Событие семьдесят восьмое
Князь Дмитрий Михайлович Пожарский уехал из Вершилова через два дня. Перед этим он целый день объезжал производства. У Дуняши Фоминой были заготовлены к приезду купца Ерёмина из Владимира десять горшочков с ореховым маслом, десять с селёдочным и пять с жёлтым лечебным из одуванчика и лопуха. Князь забрал все двадцать пять горшков и на мольбу Дуни, что купец ведь через два дня приедет, а товара нету, ответил, что, мол, подождёт, не велика шишка. Едва князь ушёл, Дуня заплакала, но тут, же бросила это дело и побежала к Фёдору Сироте, предупредить того, чтобы спрятал сыры. Еле успели. Основную массу сыров перетащили в амбар, надеясь, что князь туда не сунется. Повезло. Пожарский зашёл только на склад и в сам цех, где сыры производили, сбраживая молоко. Со склада он забрал пять острых сыров и три повышенной жирности, которые Фёдор только освоил. Грибные успели убрать, мраморные успели, да и острые почти все.
Дальше князь двинулся к Татьяне бобылке. Он осмотрел валенки, выбрал себе несколько пар и по две пары младшим сыновьям и дочери. Одни с вышитыми голубками подобрал жене. Татьяна не спорила. Всё же она его холопка, да и наделает ещё. Он ведь уедет, а она останется. Десяток пар, всего седмица работы. В прошлом-то годе с нуля начинала и вон как поднялась.

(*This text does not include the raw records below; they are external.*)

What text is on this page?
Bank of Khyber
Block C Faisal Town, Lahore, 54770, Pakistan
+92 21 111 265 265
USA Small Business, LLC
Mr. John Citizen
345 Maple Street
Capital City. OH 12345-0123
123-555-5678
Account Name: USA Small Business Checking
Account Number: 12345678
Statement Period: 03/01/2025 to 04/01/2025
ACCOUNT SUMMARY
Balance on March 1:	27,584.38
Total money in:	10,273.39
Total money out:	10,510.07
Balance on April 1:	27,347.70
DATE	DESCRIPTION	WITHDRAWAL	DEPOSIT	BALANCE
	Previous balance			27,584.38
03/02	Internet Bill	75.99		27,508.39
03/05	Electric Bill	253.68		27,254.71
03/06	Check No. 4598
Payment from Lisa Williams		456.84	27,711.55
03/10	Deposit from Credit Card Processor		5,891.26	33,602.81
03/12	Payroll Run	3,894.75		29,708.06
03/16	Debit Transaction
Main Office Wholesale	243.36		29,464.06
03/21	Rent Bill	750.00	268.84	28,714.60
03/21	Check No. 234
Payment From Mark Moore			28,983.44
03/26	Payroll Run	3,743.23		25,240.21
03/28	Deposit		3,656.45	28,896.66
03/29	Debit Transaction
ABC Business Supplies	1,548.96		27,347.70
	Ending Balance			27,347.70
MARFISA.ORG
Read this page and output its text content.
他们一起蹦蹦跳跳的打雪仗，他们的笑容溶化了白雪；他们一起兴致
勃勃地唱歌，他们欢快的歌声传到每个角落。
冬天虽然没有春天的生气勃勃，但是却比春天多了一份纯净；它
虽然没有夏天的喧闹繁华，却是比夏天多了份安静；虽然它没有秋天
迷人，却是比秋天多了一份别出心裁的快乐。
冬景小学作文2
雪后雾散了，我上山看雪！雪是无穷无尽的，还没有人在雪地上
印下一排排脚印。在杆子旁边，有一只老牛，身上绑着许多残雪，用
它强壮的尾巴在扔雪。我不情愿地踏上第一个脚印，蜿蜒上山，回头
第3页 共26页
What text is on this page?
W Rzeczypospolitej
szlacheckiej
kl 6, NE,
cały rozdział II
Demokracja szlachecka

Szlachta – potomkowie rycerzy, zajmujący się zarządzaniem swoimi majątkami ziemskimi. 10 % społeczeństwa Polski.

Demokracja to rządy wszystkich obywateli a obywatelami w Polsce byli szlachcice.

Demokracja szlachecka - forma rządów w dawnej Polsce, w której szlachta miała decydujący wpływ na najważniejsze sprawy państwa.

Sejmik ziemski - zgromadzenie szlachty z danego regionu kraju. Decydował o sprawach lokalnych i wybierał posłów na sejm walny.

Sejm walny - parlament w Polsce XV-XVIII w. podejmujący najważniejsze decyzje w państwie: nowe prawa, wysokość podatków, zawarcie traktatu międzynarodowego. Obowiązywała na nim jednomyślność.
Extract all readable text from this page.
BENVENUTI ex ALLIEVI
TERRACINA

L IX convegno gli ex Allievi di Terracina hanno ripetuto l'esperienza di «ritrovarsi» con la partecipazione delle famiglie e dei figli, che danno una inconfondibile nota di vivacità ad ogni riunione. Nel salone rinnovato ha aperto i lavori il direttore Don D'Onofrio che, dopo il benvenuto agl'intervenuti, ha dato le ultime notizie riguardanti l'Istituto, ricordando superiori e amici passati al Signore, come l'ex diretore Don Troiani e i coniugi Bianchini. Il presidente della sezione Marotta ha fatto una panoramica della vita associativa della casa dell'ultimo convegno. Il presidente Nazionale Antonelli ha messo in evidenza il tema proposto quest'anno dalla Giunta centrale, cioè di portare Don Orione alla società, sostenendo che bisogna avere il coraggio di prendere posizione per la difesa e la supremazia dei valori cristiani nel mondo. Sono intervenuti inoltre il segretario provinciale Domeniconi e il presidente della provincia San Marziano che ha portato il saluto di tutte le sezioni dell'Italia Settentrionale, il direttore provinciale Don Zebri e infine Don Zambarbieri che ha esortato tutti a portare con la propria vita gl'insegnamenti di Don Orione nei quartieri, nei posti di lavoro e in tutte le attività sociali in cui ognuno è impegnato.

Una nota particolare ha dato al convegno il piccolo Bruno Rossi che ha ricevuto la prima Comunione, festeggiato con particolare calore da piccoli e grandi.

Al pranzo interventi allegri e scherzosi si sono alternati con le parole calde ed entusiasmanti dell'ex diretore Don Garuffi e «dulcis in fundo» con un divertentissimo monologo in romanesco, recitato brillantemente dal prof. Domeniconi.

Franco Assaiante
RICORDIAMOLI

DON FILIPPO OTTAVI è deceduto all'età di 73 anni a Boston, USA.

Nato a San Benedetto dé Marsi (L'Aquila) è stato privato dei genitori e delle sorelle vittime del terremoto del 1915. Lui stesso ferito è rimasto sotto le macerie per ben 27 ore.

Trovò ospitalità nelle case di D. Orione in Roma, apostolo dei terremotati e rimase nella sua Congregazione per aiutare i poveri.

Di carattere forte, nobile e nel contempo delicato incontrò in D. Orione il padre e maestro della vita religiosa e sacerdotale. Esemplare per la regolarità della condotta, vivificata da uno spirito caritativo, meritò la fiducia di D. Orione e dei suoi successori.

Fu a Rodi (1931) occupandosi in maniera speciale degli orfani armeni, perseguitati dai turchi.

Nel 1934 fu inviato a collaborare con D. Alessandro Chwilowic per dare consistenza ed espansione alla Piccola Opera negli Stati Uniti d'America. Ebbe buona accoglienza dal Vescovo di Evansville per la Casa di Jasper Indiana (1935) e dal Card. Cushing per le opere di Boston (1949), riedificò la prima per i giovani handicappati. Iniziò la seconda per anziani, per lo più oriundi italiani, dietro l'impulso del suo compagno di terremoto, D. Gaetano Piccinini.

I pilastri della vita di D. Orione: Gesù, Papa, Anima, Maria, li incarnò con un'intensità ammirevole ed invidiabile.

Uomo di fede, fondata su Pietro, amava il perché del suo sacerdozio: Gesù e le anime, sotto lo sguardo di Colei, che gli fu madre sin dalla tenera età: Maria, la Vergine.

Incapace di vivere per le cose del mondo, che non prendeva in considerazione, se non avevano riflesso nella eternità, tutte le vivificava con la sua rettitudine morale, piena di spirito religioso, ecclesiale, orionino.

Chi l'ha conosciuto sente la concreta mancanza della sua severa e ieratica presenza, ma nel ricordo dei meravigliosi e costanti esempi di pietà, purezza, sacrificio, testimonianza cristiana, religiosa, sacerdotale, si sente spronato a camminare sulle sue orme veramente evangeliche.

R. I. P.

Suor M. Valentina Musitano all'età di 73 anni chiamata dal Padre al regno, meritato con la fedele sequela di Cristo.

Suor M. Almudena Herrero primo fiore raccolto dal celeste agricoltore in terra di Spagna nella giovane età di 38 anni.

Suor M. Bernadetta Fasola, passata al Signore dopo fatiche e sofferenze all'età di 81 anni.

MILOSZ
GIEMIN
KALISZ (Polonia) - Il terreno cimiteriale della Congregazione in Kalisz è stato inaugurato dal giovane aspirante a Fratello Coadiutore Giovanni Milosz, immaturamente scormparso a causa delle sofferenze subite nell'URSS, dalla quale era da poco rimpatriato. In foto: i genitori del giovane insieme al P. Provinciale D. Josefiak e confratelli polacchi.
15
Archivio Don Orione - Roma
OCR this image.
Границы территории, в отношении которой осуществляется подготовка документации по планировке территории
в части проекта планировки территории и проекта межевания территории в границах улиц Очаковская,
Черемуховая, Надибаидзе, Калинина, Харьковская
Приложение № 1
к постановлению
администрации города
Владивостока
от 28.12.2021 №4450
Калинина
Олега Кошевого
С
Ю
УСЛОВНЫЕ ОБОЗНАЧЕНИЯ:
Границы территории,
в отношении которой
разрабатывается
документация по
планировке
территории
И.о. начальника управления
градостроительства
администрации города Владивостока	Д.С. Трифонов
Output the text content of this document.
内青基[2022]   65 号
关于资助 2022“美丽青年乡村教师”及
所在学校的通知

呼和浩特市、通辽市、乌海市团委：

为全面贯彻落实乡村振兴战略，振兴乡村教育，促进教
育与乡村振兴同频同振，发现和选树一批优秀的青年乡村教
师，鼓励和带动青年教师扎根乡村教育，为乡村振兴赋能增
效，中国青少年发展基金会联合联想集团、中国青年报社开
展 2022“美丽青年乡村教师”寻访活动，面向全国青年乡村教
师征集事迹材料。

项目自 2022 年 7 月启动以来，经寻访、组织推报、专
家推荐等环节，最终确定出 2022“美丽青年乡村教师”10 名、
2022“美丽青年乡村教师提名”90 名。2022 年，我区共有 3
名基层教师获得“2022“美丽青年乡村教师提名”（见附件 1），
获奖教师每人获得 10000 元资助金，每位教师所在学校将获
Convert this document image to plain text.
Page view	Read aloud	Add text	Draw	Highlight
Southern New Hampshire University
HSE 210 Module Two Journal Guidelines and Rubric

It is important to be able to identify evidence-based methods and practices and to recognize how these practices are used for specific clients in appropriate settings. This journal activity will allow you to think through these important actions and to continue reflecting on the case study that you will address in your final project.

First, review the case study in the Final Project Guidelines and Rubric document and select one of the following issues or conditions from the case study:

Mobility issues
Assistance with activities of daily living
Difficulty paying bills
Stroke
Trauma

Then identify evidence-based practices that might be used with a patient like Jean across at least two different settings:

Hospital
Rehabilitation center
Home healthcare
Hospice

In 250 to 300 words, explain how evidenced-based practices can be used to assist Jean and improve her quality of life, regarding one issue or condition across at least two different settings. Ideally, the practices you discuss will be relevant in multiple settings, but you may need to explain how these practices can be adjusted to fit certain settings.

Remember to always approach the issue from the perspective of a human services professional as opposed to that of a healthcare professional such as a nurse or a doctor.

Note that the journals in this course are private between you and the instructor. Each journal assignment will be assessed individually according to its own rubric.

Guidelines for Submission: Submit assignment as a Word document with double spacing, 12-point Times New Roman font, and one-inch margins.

Следующий разорительный набег князь совершил на конюшню. Тут он увидел вороного арабского жеребца. Да не обычного тонконогого, а мощного "кохейлана". Пожарский приказал конюху оседлать скакуна и проехал на нем по Вершилово, попробовал и рысью и галопом. Это был не жеребец, а молния. Князь сказал конюху, что забирает его.
– Но ведь он куплен на племя, – попытался возразить мужик.
– Те пять кобылок уже жерёбые, – поинтересовался Дмитрий Михайлович.
– Точно так, князь батюшка, его детки будут, – кивнул конюх.
– Вот и хватит. Этот конь для походов вырос, а не для того, чтобы в конюшне стоять.
Ещё князь забрал десять дестриэ из двадцати двух. Он погрузил на две специально собранные плотниками телеги, мишек от въезда в Вершилово. Забрал и четыре картины резных с князем Владимиром под неодобрительным взглядом отца Матвея. Утром третьего дня князь Пожарский покинул ограбленное Вершилово. Из мастеров он никого не взял, но забрал ключницу из княжьего терема Агафью, уж больно ему полюбились блюда, что научил делать её княжич.